UK manufacturers respond to rising energy costs

Steve Gee

MORE than half of UK manufacturers would consider changing their energy source to a renewable supply according to a study just published.

Figures from the latest Close Brothers Business Barometer reveal that, with government policies on climate change predicted to add as much as 50% to the electricity prices paid by the manufacturing industry by 2020*, businesses are being forced to consider alternative sources of energy.

"Seven in 10 of the 400 manufacturers we surveyed admit they are already very concerned about the current impact of energy costs to their business, and that's before you factor in any future rises," said Steve Gee, Managing Director of the manufacturing division at Close Brothers Asset Finance. "Almost half said increased energy costs are squeezing their margins and one in five said it means less cash to invest in their business.

"Our research shows that 55% of manufacturers polled plan to expand operations in 2014, but the concern is that these ambitions may not be achieved if rising energy prices put pressure on cash flow."

In response to the proposed rises, two in five companies polled said they would adopt leaner manufacturing processes, 16% said they would have to lay off staff, while 18% haven’t yet considered how they'll deal with the impact.

When asked if they would consider renewable sources of energy, 54% said yes, 21% said no and a further 21% were undecided.

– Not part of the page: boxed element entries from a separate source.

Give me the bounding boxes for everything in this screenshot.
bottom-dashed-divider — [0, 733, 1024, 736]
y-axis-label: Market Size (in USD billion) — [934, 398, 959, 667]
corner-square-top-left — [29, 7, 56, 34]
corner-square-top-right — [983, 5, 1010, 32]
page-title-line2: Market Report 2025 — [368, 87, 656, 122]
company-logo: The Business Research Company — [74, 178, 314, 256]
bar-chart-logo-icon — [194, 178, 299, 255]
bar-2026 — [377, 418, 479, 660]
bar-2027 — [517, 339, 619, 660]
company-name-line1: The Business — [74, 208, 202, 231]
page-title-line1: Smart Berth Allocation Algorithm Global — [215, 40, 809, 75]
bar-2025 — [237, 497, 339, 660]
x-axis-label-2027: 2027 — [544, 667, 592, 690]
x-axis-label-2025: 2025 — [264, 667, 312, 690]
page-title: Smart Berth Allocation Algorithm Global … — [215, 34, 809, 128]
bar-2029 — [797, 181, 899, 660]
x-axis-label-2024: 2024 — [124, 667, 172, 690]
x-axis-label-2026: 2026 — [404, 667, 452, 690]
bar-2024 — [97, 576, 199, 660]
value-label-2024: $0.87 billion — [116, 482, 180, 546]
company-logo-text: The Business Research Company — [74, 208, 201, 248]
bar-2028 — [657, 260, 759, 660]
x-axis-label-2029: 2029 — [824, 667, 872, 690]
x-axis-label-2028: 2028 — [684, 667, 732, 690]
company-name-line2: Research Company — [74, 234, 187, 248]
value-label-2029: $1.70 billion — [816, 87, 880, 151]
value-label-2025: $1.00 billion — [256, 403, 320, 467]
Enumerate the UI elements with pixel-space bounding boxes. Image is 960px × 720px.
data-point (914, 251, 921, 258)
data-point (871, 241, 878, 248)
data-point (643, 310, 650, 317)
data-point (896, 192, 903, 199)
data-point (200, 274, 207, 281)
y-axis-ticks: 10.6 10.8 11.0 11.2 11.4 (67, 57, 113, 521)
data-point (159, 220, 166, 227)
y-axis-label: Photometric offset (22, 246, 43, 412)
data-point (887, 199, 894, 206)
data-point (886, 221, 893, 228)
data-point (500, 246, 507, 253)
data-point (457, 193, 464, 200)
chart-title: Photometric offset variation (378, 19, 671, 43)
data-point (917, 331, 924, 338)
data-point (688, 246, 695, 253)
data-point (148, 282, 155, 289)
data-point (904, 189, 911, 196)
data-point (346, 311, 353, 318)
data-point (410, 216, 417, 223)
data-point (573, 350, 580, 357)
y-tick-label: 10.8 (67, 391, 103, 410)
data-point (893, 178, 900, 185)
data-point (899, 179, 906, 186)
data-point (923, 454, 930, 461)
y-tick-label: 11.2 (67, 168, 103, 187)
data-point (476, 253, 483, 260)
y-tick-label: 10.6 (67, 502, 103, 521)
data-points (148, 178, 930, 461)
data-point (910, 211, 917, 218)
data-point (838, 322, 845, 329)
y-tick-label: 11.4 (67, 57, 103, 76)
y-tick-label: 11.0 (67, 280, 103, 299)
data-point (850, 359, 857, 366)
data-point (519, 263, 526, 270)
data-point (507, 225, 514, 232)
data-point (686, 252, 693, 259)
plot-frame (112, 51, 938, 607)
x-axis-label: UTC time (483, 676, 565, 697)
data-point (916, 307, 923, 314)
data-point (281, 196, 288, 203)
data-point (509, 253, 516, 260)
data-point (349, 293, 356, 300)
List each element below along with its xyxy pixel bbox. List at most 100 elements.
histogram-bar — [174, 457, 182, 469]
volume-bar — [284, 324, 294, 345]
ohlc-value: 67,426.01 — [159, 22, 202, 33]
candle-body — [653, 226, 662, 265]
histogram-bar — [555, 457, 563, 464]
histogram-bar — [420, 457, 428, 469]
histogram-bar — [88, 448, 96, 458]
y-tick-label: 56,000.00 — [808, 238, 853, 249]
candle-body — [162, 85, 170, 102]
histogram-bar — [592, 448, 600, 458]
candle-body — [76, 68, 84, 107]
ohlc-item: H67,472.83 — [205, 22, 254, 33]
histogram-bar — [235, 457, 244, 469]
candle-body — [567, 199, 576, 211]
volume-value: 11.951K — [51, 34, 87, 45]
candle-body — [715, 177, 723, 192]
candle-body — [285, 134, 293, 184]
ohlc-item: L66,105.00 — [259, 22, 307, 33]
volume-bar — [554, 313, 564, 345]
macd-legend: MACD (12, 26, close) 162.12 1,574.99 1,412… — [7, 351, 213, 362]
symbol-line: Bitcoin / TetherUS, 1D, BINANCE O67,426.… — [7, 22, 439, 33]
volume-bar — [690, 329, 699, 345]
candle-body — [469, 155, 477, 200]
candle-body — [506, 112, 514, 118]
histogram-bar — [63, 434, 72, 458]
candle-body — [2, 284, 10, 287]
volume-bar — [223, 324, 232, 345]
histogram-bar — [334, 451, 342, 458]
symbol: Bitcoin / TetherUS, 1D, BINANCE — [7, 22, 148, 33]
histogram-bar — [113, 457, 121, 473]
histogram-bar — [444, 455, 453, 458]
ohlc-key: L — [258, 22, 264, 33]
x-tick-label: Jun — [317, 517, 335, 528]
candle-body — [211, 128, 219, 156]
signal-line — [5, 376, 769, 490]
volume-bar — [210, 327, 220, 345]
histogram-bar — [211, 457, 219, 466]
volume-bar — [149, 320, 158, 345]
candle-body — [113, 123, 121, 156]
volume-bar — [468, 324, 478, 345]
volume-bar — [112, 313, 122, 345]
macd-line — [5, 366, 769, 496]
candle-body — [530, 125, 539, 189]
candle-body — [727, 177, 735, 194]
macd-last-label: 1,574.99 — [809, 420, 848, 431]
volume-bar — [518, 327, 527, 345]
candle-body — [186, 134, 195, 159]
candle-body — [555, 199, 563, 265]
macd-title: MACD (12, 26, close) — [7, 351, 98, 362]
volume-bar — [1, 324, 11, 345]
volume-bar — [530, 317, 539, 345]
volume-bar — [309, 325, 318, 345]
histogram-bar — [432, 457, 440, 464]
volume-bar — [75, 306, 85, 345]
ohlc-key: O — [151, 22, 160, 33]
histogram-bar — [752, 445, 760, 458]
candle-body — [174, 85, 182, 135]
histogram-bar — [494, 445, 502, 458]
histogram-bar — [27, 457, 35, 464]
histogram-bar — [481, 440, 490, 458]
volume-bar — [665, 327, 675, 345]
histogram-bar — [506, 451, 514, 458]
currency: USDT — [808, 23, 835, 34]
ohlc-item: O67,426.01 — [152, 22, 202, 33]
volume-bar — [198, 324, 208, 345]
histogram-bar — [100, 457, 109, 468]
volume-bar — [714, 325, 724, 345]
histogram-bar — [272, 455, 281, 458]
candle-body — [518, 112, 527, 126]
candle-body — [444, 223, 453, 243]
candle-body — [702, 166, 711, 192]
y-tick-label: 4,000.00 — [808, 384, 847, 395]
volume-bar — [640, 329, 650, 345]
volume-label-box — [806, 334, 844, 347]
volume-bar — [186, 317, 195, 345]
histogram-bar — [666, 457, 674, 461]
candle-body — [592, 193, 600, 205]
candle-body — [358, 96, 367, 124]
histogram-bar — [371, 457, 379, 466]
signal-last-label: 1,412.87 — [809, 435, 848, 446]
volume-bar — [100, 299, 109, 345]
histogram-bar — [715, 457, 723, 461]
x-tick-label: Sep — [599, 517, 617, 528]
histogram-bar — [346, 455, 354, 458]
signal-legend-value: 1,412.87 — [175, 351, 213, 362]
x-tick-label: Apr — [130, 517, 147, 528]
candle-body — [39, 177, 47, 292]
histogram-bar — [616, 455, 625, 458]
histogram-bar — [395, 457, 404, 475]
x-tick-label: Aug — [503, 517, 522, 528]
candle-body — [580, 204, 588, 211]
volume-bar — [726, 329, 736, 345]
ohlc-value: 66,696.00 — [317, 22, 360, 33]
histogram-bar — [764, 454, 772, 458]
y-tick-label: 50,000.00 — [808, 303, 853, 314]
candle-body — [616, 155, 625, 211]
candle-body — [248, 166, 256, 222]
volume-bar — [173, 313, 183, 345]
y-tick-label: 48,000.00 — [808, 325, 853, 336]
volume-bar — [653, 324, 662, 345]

"It can be difficult for manufacturers to cut back on energy consumption as they are by nature energy intensive businesses," explained Mr Gee. "It is clear however that current sources are increasingly unsustainable so many have no choice but to seriously start looking at how their energy is supplied."

Research from the Carbon Trust suggests that new incentives and building regulations have radically improved the viability of renewables and it’s a sector that looks set to grow in the coming years.